Semanas atrás el senador republicano Tom Cotton, figura prominente en el comité de Fuerzas Armadas del Capitolio en Washington tuvo una larga intervención en la cual expresó la idea de que los altos oficiales militares han adoptado un nuevo rol en América Latina al ser garantes del orden constitucional frente a los reclamos de las sociedades. El legislador de Arkansas mencionó los casos recientes de Ecuador y de Chile, cuyos altos mandos militares, al igual que en el caso mexicano, tienen predilección por la educación del Pentágono.
Según Cotton, así como en la década del 70 los militares eran los interruptores naturales de la legalidad en la región, ahora, en este siglo XXI, se han convertido en los reaseguros de la misma. El caso de Bolivia estaría demostrando lo contrario. El fin de semana el presidente Evo Morales tuvo que renunciar porque, según el mismo declaró, recibió una amenaza del Ejército de su país que lo llevó a dejar el cargo para preservar la paz social.
La situación boliviana está más cerca de lo que escribió el periodista Max Fisher en The New York Times la semana pasada. El editorial titulado «Un juego muy peligroso: en América Latina los líderes cuestionados se apoyan en generales», analiza los riesgos de la centralidad que están adquiriendo los militares en las democracias de la región. Una advertencia que por estas horas adquiere una dimensión de realidad absoluta.
El tema no es para nada ajeno a México y su cotidianidad. Desde el inicio de la administración de Andrés Manuel López Obrador el mando militar actúa bajo la noción de que, ante la imposibilidad de resolver el drama de la inseguridad, al Gobierno no le ha quedado más opción que transferir esa responsabilidad a los militares y su conocimiento. Por cierto: un concepto que se cristaliza a diario en las reuniones matinales de seguridad, donde detrás de cada problema, el diagnóstico militar es que las autoridades civiles se equivocaron o fueron omisas.
El presidente conoce esa tesis y por eso el empeño en seguir sosteniendo a Alfonso Durazo, un civil, en la secretaria de Seguridad. No se trata de Durazo, sino de que los militares no reclamen ubicar a un general en esa dependencia estratégica. Desde el desastre de Sinaloa ya hubo dos propuestas muy discretas en Palacio Nacional y una de ellas llegó con el aval de una importante sede diplomática. A los dos días de ese movimiento el presidente dijo públicamente que en México no habría un «golpe militar».
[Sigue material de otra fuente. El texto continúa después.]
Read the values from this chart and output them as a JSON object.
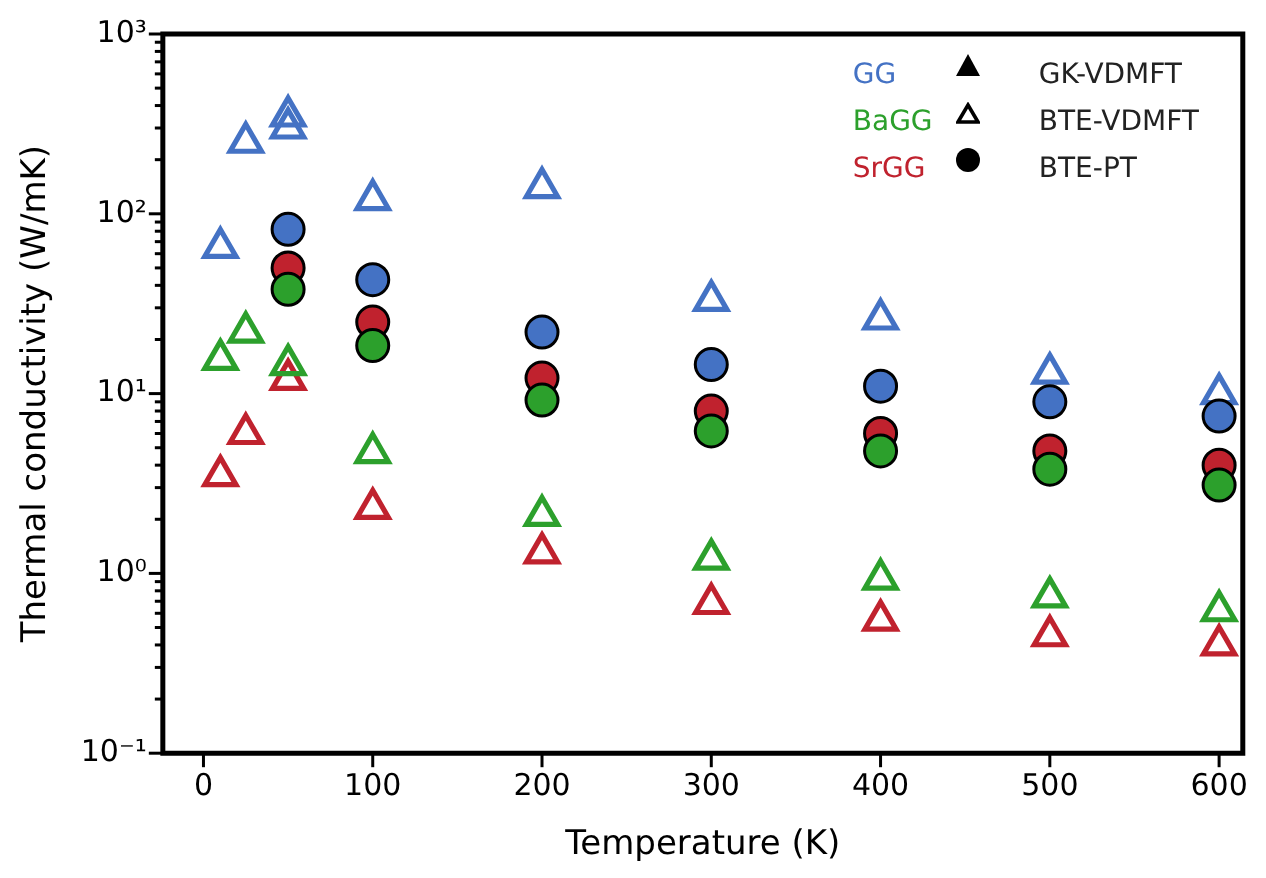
{
  "chart_data": {
    "type": "scatter",
    "xlabel": "Temperature (K)",
    "ylabel": "Thermal conductivity (W/mK)",
    "log": "y",
    "xlim": [
      -24,
      614
    ],
    "xticks": [
      0,
      100,
      200,
      300,
      400,
      500,
      600
    ],
    "ylim": [
      0.1,
      1000
    ],
    "yticks": [
      {
        "value": 0.1,
        "label": "10⁻¹"
      },
      {
        "value": 1,
        "label": "10⁰"
      },
      {
        "value": 10,
        "label": "10¹"
      },
      {
        "value": 100,
        "label": "10²"
      },
      {
        "value": 1000,
        "label": "10³"
      }
    ],
    "grid": false,
    "legend": "top right",
    "annotations": [
      "GK-VDMFT",
      "BTE-VDMFT",
      "BTE-PT"
    ],
    "series": [
      {
        "name": "GG",
        "color": "#4472c4",
        "marker": "triangle",
        "x": [
          10,
          25,
          50,
          50,
          100,
          200,
          300,
          400,
          500,
          600
        ],
        "values": [
          65,
          250,
          350,
          300,
          120,
          140,
          33,
          26,
          13,
          10
        ]
      },
      {
        "color": "#4472c4",
        "marker": "circle",
        "x": [
          50,
          100,
          200,
          300,
          400,
          500,
          600
        ],
        "values": [
          82,
          43,
          22,
          14.5,
          11,
          9,
          7.5
        ]
      },
      {
        "name": "BaGG",
        "color": "#2ca02c",
        "marker": "triangle",
        "x": [
          10,
          25,
          50,
          100,
          200,
          300,
          400,
          500,
          600
        ],
        "values": [
          15.5,
          22,
          14.5,
          4.7,
          2.1,
          1.2,
          0.93,
          0.74,
          0.62
        ]
      },
      {
        "color": "#2ca02c",
        "marker": "circle",
        "x": [
          50,
          100,
          200,
          300,
          400,
          500,
          600
        ],
        "values": [
          38,
          18.5,
          9.2,
          6.2,
          4.8,
          3.8,
          3.1
        ]
      },
      {
        "name": "SrGG",
        "color": "#c0222e",
        "marker": "triangle",
        "x": [
          10,
          25,
          50,
          100,
          200,
          300,
          400,
          500,
          600
        ],
        "values": [
          3.5,
          6,
          12,
          2.3,
          1.3,
          0.68,
          0.55,
          0.45,
          0.4
        ]
      },
      {
        "color": "#c0222e",
        "marker": "circle",
        "x": [
          50,
          100,
          200,
          300,
          400,
          500,
          600
        ],
        "values": [
          50,
          25,
          12.2,
          8,
          6,
          4.8,
          4
        ]
      }
    ]
  }
}
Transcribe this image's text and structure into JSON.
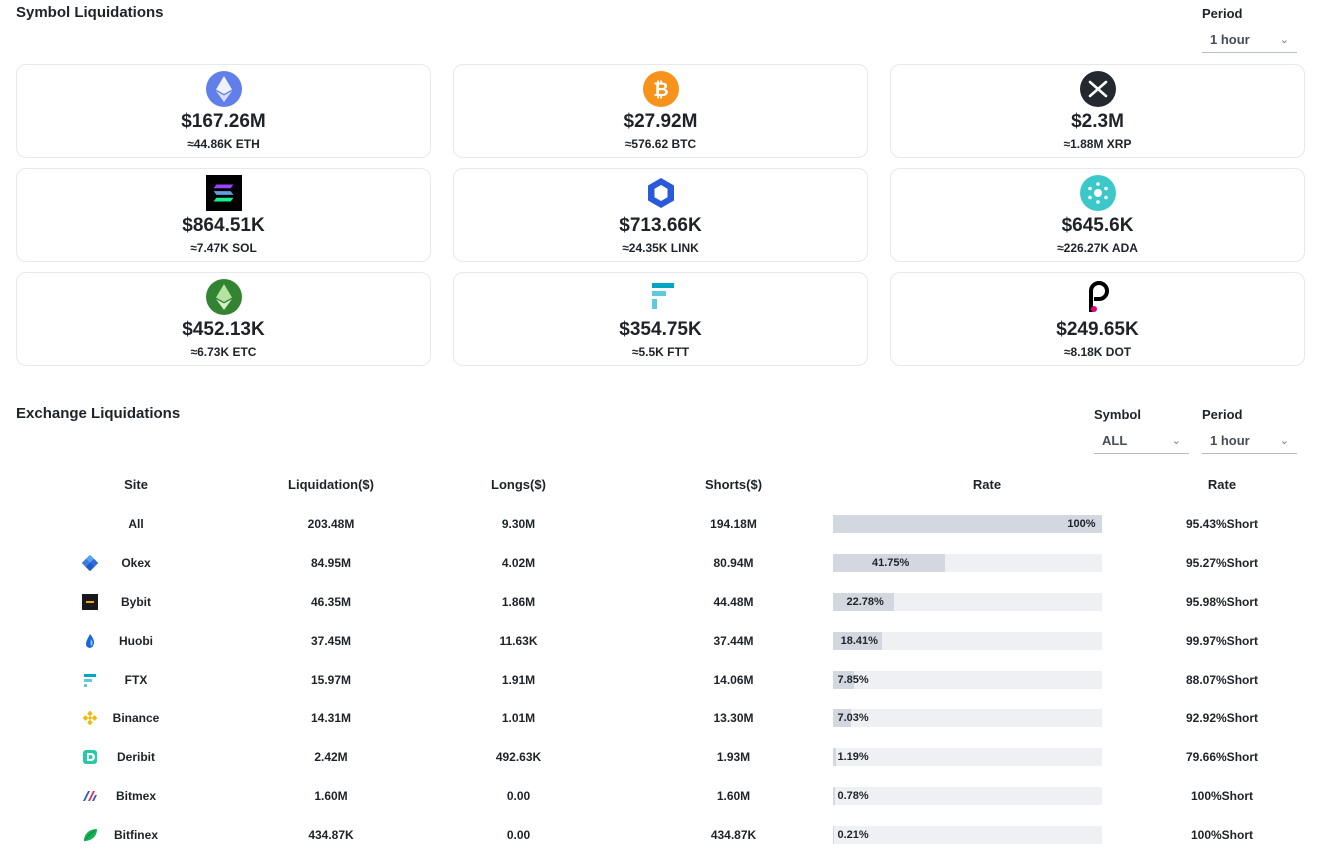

Esa narrativa que viene con la carga de expresar que los uniformados no son infalibles se hizo presente en la audiencia a puertas cerradas que Durazo tuvo con un grupo de senadores hace dos semanas, donde por cierto reiteró que no renunciaba.
Ese encuentro dejó en el aire un dato curioso: en el último año del sexenio de Enrique Peña Nieto ya había sido girada a México la orden de captura contra figuras clave del cartel de Sinaloa. La orden llevaba firma de un juez del distrito de Columbia en EU. Según se dijo en esa reunión restringida, desde la Sedena llegó la recomendación de no actuar.
El Gobierno de Morena reaccionó de inmediato con la crisis boliviana. El canciller Marcelo Ebrard habló de golpe de estado y horas antes AMLO había dicho que Evo Morales «fue valiente» al preservar al pueblo ante una escalada de violencia. Los dos mensajes en realidad tienen a sus destinatarios fronteras adentro: el Gobierno se muestra duro ante cualquier interrupción al orden legal en la región y al valorar a Morales en realidad AMLO se reivindica así mismo por su decisión de liberar a Ovidio Guzmán y evitar que Culiacán estallara.